In the controversial final scene, the "tamed" Katherine lectures other wives on wifely obedience. Whether this speech is sincere submission, ironic performance, or playful game between equals remains hotly debated.
The speech closes the play. Petruchio, Lucentio and Hortensio have wagered on whose wife is most obedient; Bianca and the Widow refuse to come when summoned, but Katherine appears immediately. Petruchio then sends her to fetch the other wives and, when they arrive, instructs her to "tell these headstrong women / What duty they do owe their lords and husbands." She delivers forty-four lines to a stage full of fathers, husbands, servants, and two sisters-in-law who have just publicly humiliated their men. Baptista, astonished, gives Petruchio another twenty thousand crowns on the spot. The play ends moments later. Whether Katherine is broken, performing, in on a joke with Petruchio, or has genuinely arrived at a worldview is the central interpretive question of the production and has been argued since at least the 1611 sequel The Tamer Tamed.

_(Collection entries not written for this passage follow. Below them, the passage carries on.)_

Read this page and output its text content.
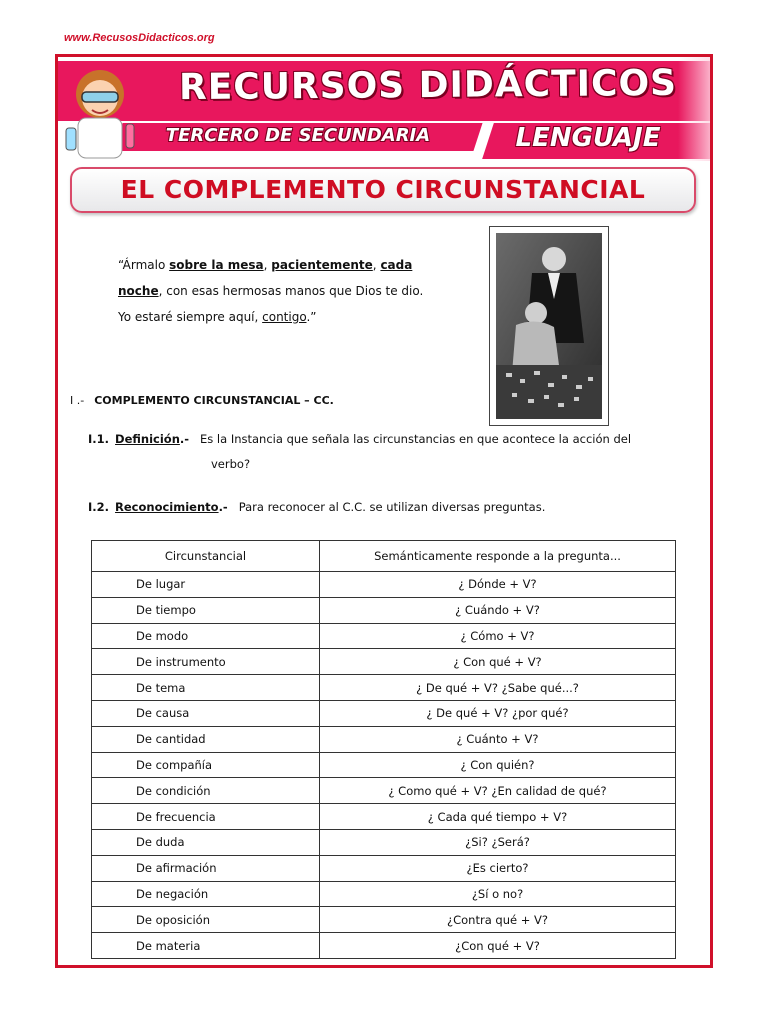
www.RecusosDidacticos.org
RECURSOS DIDÁCTICOS
TERCERO DE SECUNDARIA	LENGUAJE
EL COMPLEMENTO CIRCUNSTANCIAL
“Ármalo sobre la mesa, pacientemente, cada
noche, con esas hermosas manos que Dios te dio.
Yo estaré siempre aquí, contigo.”
I .- COMPLEMENTO CIRCUNSTANCIAL – CC.
I.1. Definición.- Es la Instancia que señala las circunstancias en que acontece la acción del
verbo?
I.2. Reconocimiento.- Para reconocer al C.C. se utilizan diversas preguntas.
Circunstancial	Semánticamente responde a la pregunta...
De lugar	¿ Dónde + V?
De tiempo	¿ Cuándo + V?
De modo	¿ Cómo + V?
De instrumento	¿ Con qué + V?
De tema	¿ De qué + V? ¿Sabe qué...?
De causa	¿ De qué + V? ¿por qué?
De cantidad	¿ Cuánto + V?
De compañía	¿ Con quién?
De condición	¿ Como qué + V? ¿En calidad de qué?
De frecuencia	¿ Cada qué tiempo + V?
De duda	¿Si? ¿Será?
De afirmación	¿Es cierto?
De negación	¿Sí o no?
De oposición	¿Contra qué + V?
De materia	¿Con qué + V?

What Katherine wants from Bianca and the Widow depends entirely on the production's reading, and the actor must commit to one. Sincere reading: she has discovered partnership through Petruchio's brutal pedagogy and is genuinely trying to spare these women a worse fight than the one she lost. Ironic reading: she is performing the speech as theatre, scoring points off the room, splitting the prize money with her husband, and the two of them are now a comic double-act against a stupid world. Survival reading: she is doing what she must to eat and sleep warm, and the speech is a hostage video. All three are textually defensible. What is not defensible is playing it half-heartedly. Whatever she wants, she wants it with the whole apparatus of her formidable intelligence.
Pick your reading before you open your mouth and let it organise every choice. The biggest pitfall is hedging — actors who try to play "ambiguity" produce mush. Make a strong choice and let the audience do the interpreting. If sincere: the speech needs warmth toward Bianca specifically, who has been Kate's tormentor for years. Find the moment she breaks her own bitterness. If ironic: locate the eye contact with Petruchio — probably around "place your hands below your husband's foot" — and play the private joke. Mark the structural movement: it begins by scolding ("Fie, fie, unknit that threatening unkind brow"), expands into political analogy (subject/prince), then physiological argument (women's soft bodies), and ends with the extraordinary offer to place her hand beneath his foot. Don't rush the analogies — they are her argument, not throat-clearing. Watch for over-cried versions; tears can let you off the hook of meaning the words. The verse is unusually fluent for late Shakespeare-adjacent writing; trust the line endings.
A serious piece that announces you take the classical canon and its problems seriously. Strong for MFA programs, classical companies, and any room interested in actors who can hold a long argument. It will show your intelligence, your relationship to language, your stamina, and whether you can sustain a forty-line thought. It also shows you have a point of view about gender and performance, which matters in contemporary classical casting. Cut it carefully — the full speech is too long for most audition slots; the section from "Thy husband is thy lord" through "to obey" is a strong twenty-line excerpt. Not over-used in auditions precisely because so many actors are nervous of it. That nervousness is your opportunity if you have done the thinking.
Fie, fie! unknit that threatening unkind brow,
And dart not scornful glances from those eyes,
To wound thy lord, thy king, thy governor:
It blots thy beauty as frosts do bite the meads,
Confounds thy fame as whirlwinds shake fair buds,
And in no sense is meet or amiable.
A woman moved is like a fountain troubled,
Muddy, ill-seeming, thick, bereft of beauty;
And while it is so, none so dry or thirsty
Will deign to sip or touch one drop of it.
Thy husband is thy lord, thy life, thy keeper,
Thy head, thy sovereign; one that cares for thee,
And for thy maintenance commits his body
To painful labour both by sea and land,
To watch the night in storms, the day in cold,
Whilst thou liest warm at home, secure and safe;
And craves no other tribute at thy hands
But love, fair looks and true obedience;
Too little payment for so great a debt.
Such duty as the subject owes the prince
Even such a woman oweth to her husband;
And when she is froward, peevish, sullen, sour,
And not obedient to his honest will,
What is she but a foul contending rebel
And graceless traitor to her loving lord?
I am ashamed that women are so simple
To offer war where they should kneel for peace;
Or seek for rule, supremacy and sway,
When they are bound to serve, love and obey.